Silver Dollar City is located in the mountain’s of Southern Missouri. Aside from a few of the tallest ride’s lift hills poking out above the treeline, it’s tough to see the rides until your about to get on them. This was also the case as Daryl and Kendra (my tour guides for the day) led me towards Wildfire.
I’d studied images of the brown B&M looping coaster for years, but they didn’t prepare me for seeing it in person. We bypassed the queue and instead took a left passing through the gift shop. On the other side, there was quite a dramatic reveal. As we stepped onto the observation area, there was Wildfire’s massive cobra roll and sea of rolling green terrain punctuated by a lake in the distance. I have to say it was quite an introduction, with up-close view of a beautiful man-made structure with an also beautiful natural terrain as a backdrop.

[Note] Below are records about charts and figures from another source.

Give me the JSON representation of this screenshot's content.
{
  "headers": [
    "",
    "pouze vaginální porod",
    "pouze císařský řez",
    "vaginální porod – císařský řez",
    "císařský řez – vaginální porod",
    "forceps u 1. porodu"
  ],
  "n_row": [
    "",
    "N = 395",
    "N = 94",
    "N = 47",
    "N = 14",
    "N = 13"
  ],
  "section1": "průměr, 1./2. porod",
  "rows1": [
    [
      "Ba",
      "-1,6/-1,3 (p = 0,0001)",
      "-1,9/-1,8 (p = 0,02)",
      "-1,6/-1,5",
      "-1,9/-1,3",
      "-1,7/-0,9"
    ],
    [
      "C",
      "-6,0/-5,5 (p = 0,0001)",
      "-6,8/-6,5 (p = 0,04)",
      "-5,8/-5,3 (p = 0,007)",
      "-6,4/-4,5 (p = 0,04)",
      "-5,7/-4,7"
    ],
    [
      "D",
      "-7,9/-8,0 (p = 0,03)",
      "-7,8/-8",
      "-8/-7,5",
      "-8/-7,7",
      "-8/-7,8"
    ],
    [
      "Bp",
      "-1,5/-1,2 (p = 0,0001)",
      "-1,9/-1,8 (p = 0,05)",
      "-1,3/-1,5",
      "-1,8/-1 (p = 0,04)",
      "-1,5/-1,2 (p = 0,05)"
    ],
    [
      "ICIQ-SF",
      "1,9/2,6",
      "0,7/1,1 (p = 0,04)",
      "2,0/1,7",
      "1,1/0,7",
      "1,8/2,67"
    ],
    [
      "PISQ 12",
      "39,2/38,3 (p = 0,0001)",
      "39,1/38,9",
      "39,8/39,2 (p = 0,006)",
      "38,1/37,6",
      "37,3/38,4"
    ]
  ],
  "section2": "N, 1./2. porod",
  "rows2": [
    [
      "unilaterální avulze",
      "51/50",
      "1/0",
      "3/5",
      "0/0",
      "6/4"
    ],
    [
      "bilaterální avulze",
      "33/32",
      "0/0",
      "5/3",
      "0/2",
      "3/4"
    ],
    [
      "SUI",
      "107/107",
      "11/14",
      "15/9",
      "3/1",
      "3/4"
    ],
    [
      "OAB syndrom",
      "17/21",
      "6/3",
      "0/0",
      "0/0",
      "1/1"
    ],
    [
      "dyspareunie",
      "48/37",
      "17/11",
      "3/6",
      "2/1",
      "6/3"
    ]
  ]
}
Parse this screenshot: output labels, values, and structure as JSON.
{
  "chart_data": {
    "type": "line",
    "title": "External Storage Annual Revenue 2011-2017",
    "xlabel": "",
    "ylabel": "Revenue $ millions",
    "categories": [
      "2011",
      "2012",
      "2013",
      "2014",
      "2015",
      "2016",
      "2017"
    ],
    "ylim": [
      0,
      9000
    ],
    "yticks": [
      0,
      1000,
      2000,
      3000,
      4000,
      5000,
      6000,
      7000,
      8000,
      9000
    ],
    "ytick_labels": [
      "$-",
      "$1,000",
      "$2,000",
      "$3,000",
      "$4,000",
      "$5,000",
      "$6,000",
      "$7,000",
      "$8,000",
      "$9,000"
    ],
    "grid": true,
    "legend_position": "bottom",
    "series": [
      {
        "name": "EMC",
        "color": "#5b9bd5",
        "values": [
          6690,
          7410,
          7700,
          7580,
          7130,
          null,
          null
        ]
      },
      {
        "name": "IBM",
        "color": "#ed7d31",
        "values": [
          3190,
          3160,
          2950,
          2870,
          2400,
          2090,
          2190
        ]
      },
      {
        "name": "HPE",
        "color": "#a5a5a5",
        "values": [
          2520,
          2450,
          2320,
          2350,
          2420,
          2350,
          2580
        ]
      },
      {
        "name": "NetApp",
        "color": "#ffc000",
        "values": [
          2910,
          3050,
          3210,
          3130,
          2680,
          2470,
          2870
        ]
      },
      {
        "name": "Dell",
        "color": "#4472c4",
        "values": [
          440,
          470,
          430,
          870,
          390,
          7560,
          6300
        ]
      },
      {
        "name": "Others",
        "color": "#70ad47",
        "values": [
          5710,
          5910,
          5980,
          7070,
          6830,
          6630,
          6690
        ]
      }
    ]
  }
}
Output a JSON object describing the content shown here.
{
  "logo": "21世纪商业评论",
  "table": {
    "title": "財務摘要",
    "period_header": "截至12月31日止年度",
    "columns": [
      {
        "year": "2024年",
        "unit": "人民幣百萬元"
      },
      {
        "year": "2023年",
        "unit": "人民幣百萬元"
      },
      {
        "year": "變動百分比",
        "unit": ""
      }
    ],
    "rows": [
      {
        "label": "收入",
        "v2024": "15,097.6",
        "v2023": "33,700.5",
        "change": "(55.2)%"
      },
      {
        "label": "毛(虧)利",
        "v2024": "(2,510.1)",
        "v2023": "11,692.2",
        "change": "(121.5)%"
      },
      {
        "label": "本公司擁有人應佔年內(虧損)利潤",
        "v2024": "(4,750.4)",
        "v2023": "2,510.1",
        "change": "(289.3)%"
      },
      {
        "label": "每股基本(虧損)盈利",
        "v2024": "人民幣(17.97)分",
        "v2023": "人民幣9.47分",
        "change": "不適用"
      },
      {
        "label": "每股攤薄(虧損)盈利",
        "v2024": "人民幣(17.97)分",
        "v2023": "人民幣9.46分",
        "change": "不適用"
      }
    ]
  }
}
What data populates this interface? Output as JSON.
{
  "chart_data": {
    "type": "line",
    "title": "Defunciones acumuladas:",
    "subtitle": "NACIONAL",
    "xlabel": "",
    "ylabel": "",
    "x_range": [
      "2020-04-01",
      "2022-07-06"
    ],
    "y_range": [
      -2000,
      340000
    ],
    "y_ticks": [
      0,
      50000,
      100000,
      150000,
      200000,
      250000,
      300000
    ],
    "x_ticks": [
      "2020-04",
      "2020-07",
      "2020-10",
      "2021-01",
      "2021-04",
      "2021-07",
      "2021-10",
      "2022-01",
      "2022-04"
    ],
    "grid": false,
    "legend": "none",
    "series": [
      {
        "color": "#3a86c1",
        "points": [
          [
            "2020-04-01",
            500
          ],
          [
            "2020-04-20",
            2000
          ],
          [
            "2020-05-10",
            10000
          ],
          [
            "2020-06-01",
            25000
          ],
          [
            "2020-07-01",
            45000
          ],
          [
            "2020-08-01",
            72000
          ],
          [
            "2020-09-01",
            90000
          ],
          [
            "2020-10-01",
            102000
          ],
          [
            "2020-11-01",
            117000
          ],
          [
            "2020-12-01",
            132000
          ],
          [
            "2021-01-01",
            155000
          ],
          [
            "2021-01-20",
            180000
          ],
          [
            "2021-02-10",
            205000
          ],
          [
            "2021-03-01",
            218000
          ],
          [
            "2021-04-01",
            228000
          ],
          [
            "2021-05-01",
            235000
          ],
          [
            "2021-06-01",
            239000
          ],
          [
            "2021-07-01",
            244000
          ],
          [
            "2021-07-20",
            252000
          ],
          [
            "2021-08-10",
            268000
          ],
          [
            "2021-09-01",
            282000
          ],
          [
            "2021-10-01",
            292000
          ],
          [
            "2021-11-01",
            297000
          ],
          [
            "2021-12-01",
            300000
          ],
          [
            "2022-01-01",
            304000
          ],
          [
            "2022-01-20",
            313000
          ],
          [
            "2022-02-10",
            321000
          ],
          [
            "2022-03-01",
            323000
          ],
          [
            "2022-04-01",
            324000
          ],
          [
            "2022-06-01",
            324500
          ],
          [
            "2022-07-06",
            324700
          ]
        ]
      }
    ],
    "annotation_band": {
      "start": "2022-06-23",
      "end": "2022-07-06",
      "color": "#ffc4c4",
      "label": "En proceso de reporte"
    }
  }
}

Wildfire was built in 2001. It’s a Bollinger & Mabillard looping coaster that seats riders four-across. It’s situated on a small footprint right on the side of a mountain. Unfortunately, I missed out on the ride’s theming. I had a Trailblazer pass so I entered the station from a side door. Shame on me for not checking out the queue more. From what I could see from inside the station, it looked cool with some kind of a large machine with liquid bubbling inside. Here’s a theming note from RCDB: “Based on an 1880’s Ozarks tale of Dr. Horatio Harris, an inventor who was working on a flying machine. “Wildfire” was the name of the fuel he created for this machine.”
I rode Wildfire twice in the front. Both times, I was paired with a family of three riders. Thankfully, they were nice and were cool with me joining them. Riders can expect the standard B&M looping coaster seats; which have the most comfortable restraints and seats around. Shortly after the train is dispatched it takes an immediate right-hand u-turn and then it meets the lift hill. The climb offers a great view of the aforementioned hilly terrain along with launch coaster Powder Keg to your right.
At the top, there’s a small pre-drop, where the train takes just a dip. Then there’s the first drop; an uncharacteristically (for B&M) straight drop of 155 feet. Wildfire returns to the sky with a smooth Immelmann loop. This is followed be a large vertical loop that pulls some stronger g-forces. Next, is the back-to-back inversions of the cobra roll near the observation area. On some rides, cobra rolls can get pretty rough, but they were a bit less so on Wildfire. It could’ve had something to do with my front seat rides. Wildfire finishes with a fun corkscrew and then heads right into the station brakes.
Wildfire’s a solid ride that’s sure to continue to be a crowd-pleaser for Silver Dollar City for years to come. It’s no Kraken or Hulk, but I’d put it on-par with other compact B&M loopers like Batman The Ride at Six Flags New England; with the added bonus of the great view and picturesque location. Images on the Web just don’t do the ride’s surroundings justice. Wildfire won’t blow you away if you’ve traveled quite a bit, but it’s definitely a fun ride.